Coup de pouce aux achats publics durables

L'importance des achats publics dans la mise en oeuvre de stratégies de développement durable des collectivités françaises s'accroît encore. La nouvelle version du Code des Marchés publics, en vigueur depuis le 1er septembre 2006, renforce en effet la place du développement durable au sein des règles encadrant la dépense publique. Prise en compte des objectifs de développement durable dès le stade de définition du besoin, références aux écolabels, apparition de la notion de coût global d'utilisation, accès aux marchés facilité pour le PME...
C'est le 4 août dernier que le décret n° 2006-975 portant réforme du Code des Marchés Publics a été publié au Journal Officiel, transposant ainsi en Droit français les directives européennes 2004/17 et 2004/18 du 31 mars 2004, donnant également plus de tangibilité à l'article 6 de la Charte de l'Environnement, incluse dans le "bloc de constitutionnalité" depuis le 1er mars 2005 (loi constitutionnelle). Celui-ci indique en effet que « les politiques publiques doivent promouvoir un développement durable. À cet effet, elles concilient la protection et la mise en valeur de l’environnement, le développement économique et le progrès social ».
La prise en compte de critères de développement durable à tous les stades du marché
La mise en oeuvre d'une politique d'achat durable est tout d'abord facilitée par la prise en compte de critères de développement durable lors des stades essentiels d'une passation de marché public : définition des besoins, spécifications techniques, conditions d'exécution, attribution.
Définition des besoins : l'acheteur public doit désormais définir les besoins qui justifient la passation d'un marché en intégrant les objectifs de développement durable qu'il est censé poursuivre. Chaque achat doit ainsi répondre à la recherche de progrès social, de protection et de valorisation de l'environnement, tout en participant au développement économique.
Spécifications techniques : la cahier des clauses techniques particulières, qui décrit les caractéristiques techniques attendues d'une prestation ou d'un produit, pourra désormais faire référence aux exigences définies dans le cadre d'éco-labels. L'acheteur public exprime ici ses attentes en matière environnementale, qui se traduisent par des performances particulières ou des exigences fonctionnelles.
Conditions d'exécution du marché : pour des marchés de travaux comme de services, l'acheteur public pourra réclamer les certificats EMAS (management environnemental) ou ses équivalents, en particulier la certification ISO 14001.
Attribution du marché : les performances sociales et environnementales des "opérateurs économiques" (nouvelle appellation des candidats) étaient déjà susceptibles d'être prises en compte dans le choix d'un prestataire. Désormais, la notion de "coût global d'utilisation" peut être utilisée pour décider de cette attribution. Elle traduit notamment la prise en compte de l'ensemble du cycle de vie d'un produit, de son impact global à long terme, et non plus simplement de son coût d'achat.

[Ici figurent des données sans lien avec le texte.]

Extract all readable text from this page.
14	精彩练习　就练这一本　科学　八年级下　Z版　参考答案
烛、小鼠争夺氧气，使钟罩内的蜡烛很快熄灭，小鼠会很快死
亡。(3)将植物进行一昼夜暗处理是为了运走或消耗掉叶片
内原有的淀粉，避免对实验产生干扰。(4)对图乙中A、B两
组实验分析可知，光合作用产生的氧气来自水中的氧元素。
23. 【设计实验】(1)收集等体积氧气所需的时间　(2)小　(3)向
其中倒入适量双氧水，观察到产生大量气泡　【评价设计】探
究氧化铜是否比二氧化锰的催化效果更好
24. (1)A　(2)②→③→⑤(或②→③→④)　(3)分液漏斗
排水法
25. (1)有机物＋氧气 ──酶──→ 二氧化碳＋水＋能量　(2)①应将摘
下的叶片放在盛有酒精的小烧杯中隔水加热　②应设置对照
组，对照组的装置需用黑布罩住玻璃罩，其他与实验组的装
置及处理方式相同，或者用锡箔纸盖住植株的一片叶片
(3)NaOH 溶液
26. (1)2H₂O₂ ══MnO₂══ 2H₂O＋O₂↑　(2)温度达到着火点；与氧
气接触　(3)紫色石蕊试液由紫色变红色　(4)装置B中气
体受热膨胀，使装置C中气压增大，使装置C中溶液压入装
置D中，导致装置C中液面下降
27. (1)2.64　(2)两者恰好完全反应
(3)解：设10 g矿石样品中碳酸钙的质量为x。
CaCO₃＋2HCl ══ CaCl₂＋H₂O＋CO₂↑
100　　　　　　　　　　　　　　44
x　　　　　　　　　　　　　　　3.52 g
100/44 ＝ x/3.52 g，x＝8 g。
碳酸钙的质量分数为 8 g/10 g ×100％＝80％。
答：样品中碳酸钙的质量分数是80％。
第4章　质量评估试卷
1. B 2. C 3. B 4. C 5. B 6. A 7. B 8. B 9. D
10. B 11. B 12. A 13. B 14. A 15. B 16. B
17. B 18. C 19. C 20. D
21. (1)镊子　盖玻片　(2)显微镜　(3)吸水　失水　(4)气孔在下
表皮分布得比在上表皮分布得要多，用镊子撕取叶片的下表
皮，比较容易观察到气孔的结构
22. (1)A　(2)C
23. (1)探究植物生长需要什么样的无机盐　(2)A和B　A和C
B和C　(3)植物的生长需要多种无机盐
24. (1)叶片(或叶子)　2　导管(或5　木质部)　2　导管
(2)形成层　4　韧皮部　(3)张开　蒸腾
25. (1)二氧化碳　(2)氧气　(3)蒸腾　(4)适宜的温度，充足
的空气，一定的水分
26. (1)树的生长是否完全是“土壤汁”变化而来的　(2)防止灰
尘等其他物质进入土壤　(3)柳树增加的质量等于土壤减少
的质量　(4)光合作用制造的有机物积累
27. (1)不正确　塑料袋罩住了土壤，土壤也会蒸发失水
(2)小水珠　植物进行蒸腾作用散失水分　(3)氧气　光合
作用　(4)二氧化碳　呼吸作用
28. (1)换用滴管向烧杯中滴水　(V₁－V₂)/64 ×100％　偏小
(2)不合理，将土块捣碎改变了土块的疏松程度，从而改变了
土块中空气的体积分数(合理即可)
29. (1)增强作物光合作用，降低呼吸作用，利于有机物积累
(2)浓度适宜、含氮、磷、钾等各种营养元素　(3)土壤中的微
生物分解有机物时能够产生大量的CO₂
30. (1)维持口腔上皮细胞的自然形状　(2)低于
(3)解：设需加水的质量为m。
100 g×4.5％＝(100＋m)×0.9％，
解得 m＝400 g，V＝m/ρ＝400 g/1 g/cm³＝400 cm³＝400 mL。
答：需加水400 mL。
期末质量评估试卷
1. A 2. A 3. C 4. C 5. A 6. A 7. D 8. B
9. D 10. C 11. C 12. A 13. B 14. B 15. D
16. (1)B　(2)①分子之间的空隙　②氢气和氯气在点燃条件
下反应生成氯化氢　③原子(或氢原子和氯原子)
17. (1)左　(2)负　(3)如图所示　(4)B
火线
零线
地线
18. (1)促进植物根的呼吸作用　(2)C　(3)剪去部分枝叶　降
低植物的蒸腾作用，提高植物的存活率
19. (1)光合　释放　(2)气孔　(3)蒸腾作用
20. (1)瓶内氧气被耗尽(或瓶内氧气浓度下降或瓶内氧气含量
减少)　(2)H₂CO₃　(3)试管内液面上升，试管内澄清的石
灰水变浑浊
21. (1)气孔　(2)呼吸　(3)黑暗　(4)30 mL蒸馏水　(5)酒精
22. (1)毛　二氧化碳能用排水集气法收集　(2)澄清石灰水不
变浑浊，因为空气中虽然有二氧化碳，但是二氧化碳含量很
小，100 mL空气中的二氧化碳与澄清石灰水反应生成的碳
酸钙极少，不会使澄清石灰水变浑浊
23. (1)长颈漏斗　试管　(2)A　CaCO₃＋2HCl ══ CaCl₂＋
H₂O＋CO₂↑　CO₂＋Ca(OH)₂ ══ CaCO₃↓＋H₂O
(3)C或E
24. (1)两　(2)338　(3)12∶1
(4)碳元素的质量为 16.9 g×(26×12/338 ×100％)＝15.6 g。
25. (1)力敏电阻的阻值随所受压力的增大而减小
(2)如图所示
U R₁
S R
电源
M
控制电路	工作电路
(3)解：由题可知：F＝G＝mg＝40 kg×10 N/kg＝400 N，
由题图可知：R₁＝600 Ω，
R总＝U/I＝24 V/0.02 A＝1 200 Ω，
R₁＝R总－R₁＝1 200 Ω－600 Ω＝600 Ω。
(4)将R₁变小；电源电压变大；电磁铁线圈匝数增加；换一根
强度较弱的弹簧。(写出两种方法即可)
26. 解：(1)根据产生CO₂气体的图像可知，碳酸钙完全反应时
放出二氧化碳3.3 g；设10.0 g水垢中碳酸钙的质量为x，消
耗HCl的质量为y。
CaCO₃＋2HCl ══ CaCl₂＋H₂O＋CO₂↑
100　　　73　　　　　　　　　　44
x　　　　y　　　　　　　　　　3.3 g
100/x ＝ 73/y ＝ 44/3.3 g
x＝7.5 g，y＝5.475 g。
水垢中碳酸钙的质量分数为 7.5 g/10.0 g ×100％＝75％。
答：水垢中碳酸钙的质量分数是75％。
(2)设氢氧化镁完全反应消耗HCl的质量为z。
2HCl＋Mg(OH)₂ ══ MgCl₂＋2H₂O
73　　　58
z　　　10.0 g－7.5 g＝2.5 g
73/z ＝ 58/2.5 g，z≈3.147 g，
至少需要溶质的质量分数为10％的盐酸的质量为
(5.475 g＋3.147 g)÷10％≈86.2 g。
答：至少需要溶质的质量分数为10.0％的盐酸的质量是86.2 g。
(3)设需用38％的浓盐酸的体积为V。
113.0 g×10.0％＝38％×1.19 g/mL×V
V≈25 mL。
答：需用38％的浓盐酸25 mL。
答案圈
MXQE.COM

Un accès facilité à la commande publique pour les PME
Si la dématérialisation des marchés publics, qui permet notamment aux candidats de recevoir les dossiers de consultation des entreprises et d'y répondre sous format électronique, est renforcée parmi les nouvelles dispositions, c'est l'effort fait à destination des PME en matière d'accès aux marchés publics qui semble le plus porteur en matière de développement durable. En effet, la commande publique devrait grâce à ces nouvelles mesures favoriser plus de créations d'emplois et inciter les PME, habituellement plus réticentes, à s'engager dans des démarches de développement durable.
Les petites et moyennes entreprises bénéficient en effet des mesures suivantes :
- Allotissement systématique : sauf inconvénient technique, économique ou financier, tous les marchés seront passés en lots séparés.
- Une absence de références moins pénalisante : les jeunes entreprises seront favorisées par le fait que l'absence de références pour des marchés de même nature ne peut plus constituer un critère d'élimination des candidatures.
- Un quantum de PME pour les marchés prévoyant un nombre d'offres limité : lorsque l'acheteur public sélectionne parmi les candidatures reçues les entreprises dont il attend une offre, il pourra désormais définir un nombre minimal de PME parmi les opérateurs économiques ainsi "reçus au second tour".
- Suivi des contrats passés avec les PME : les collectivités seront désormais dans l'obligation de mesurer et rendre compte des commandes passées auprès des PME.
- Visibilité de la sous-traitance auprès de PME : les acheteurs publics peuvent demander aux candidats d'indiquer la proportion du marché qu'ils envisagent de sous-traiter auprès de tiers et notamment de PME.